An excellent first step, but in my opinion we need a concerted and infrastructural approach to the problem. Yes, make the cards safer but that not enough if fraudsters can simply take the card numbers and use them online anyway. If you look at what analysts such as Gartner and Forrester are saying, then banks should be looking at OpenIDConnect and NSTIC to plug payments into national infrastructure (an approach which, it seems to me, offers both cost reduction and opportunities for new revenues because card issuers can become identity issuers).

These are the kinds of innovative solution that I'm looking forward to hearing about at the CNP Expo in Orlando, Florida on May 20th-23rd 2013. They've got a great speaker line up with a variety of industry experts (and me) in place. What's more, the good people at CardNotPresent.com, who are behind the expo, have given us a complimentary delegate place to give away on this blog! So if you're going to be in Orlando on 20th-23rd May and would like to come along as a guest of the Tomorrow's Transactions blog, all you have to do is to be the first person to comment on this post with the name of one of the two banks involved as issuer and acquirer and the year of the pilot for Visa and MasterCard's predecessor to 3DS.

Blog readers can also get a 10% discount on registering at CNP Expo with the code 'hyperion10off'.

These are personal opinions and should not be misunderstood as representing the opinions of 
Consult Hyperion or any of its clients or suppliers


  1. David, as always, your analysis is spot on … we need to somehow separate the identity component from the payment stream and make in system and channel agnostic.

    As to your question/offer for CNP. If I recall correctly, the predecessor was called SET (Secure Electronic Transaction) protocol and and via a little internet sleuthing to get the year of the test and bank names … Mellon Bank was the acquiring bank in the pilot and Zion’s Bank the issuing bank in the pilot which was launched sometime in early 1998.

    Thanks …

    [Consult Hyperion] – we have a winner. Bob, I’ll be emailing you

  2. Beware the N in NSTIC.
    There are sundry reasons why your Barclay’s dongle might not be appropriate for other authentication – changes to their risk and potential impact on your privacy. If it had been that simple IDAP would have used it.

  3. Not sure I totally agree, 3D Secure has enabled the railroads within the ecommerce eco-system. The UK has shown when implemented right creates a trust environment that consumers feel comfortable and enables imnovation around authentication methods. Using the risk-based approach many banks in the UK are adopting today it provides a relatively decure friction-free experience.

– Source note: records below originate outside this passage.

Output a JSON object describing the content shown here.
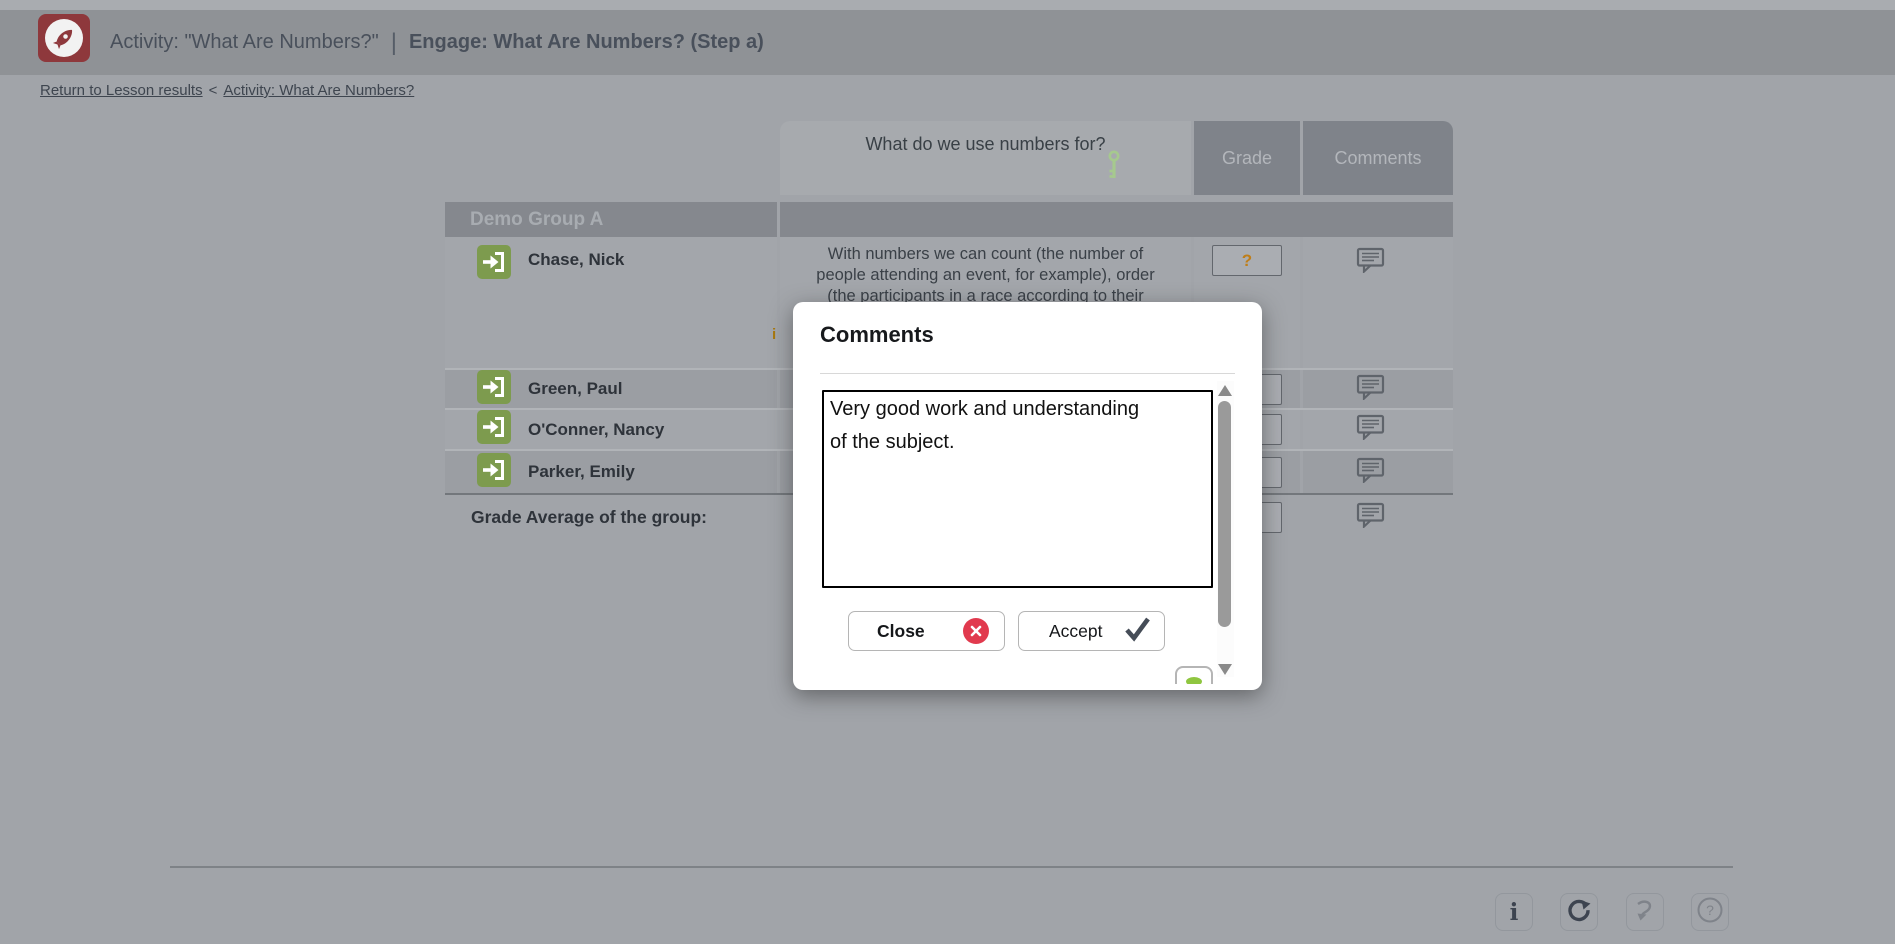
{
  "header": {
    "title_activity": "Activity: \"What Are Numbers?\"",
    "title_separator": "|",
    "title_step": "Engage: What Are Numbers? (Step a)"
  },
  "breadcrumb": {
    "return_link": "Return to Lesson results",
    "separator": "<",
    "activity_link": "Activity: What Are Numbers?"
  },
  "table": {
    "question_header": "What do we use numbers for?",
    "grade_header": "Grade",
    "comments_header": "Comments",
    "group_name": "Demo Group A",
    "rows": [
      {
        "name": "Chase, Nick",
        "answer_lines": [
          "With numbers we can count (the number of",
          "people attending an event, for example), order",
          "(the participants in a race according to their"
        ],
        "grade": "?"
      },
      {
        "name": "Green, Paul",
        "grade": ""
      },
      {
        "name": "O'Conner, Nancy",
        "grade": ""
      },
      {
        "name": "Parker, Emily",
        "grade": ""
      }
    ],
    "average_label": "Grade Average of the group:",
    "obscured_fragment": "i"
  },
  "modal": {
    "title": "Comments",
    "comment_text": "Very good work and understanding\nof the subject.",
    "close_label": "Close",
    "accept_label": "Accept"
  },
  "colors": {
    "page_bg": "#a1a4a9",
    "header_bar": "#8f9296",
    "logo_red": "#8e383c",
    "accent_green": "#7d9b4e",
    "key_green": "#a6c98e",
    "grade_question_orange": "#bf7e19",
    "close_red": "#e13a4e",
    "check_dark": "#454c57"
  }
}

    Ripping it out and starting something new isn’t the right way to go, leverage the assets that exist and innovate around them. An example of this includes the scheme led wallets which will provide a security-led proposition but more intuitive for the consumer.

  4. At $1bn, card fraud is less than the RBS bonuses this year. The real fraud is instigated by the banks in the form of LIBOR rigging, money laundering, and risking public money. The losses to the public in money are barely calculable, let alone the social cost. By pretending that credit card fraud is at all serious, you are diverting attention from the serious criminals to the little guys. But hey, I guess it pays the rent.

  5. There are already solutions (41st, iovation, etc) which allow to use mobile phones for authentication that is miles better than 3D – travel industry is fighting CNP fraud quite successfully with those tools.

    The problem factor is inertia on the issuers’ part. They eat CNP losses for now without wincing much. That’s why PayPal outdid banks in e-commerce – they understand fraud well, know the pain, and are willing to fight it.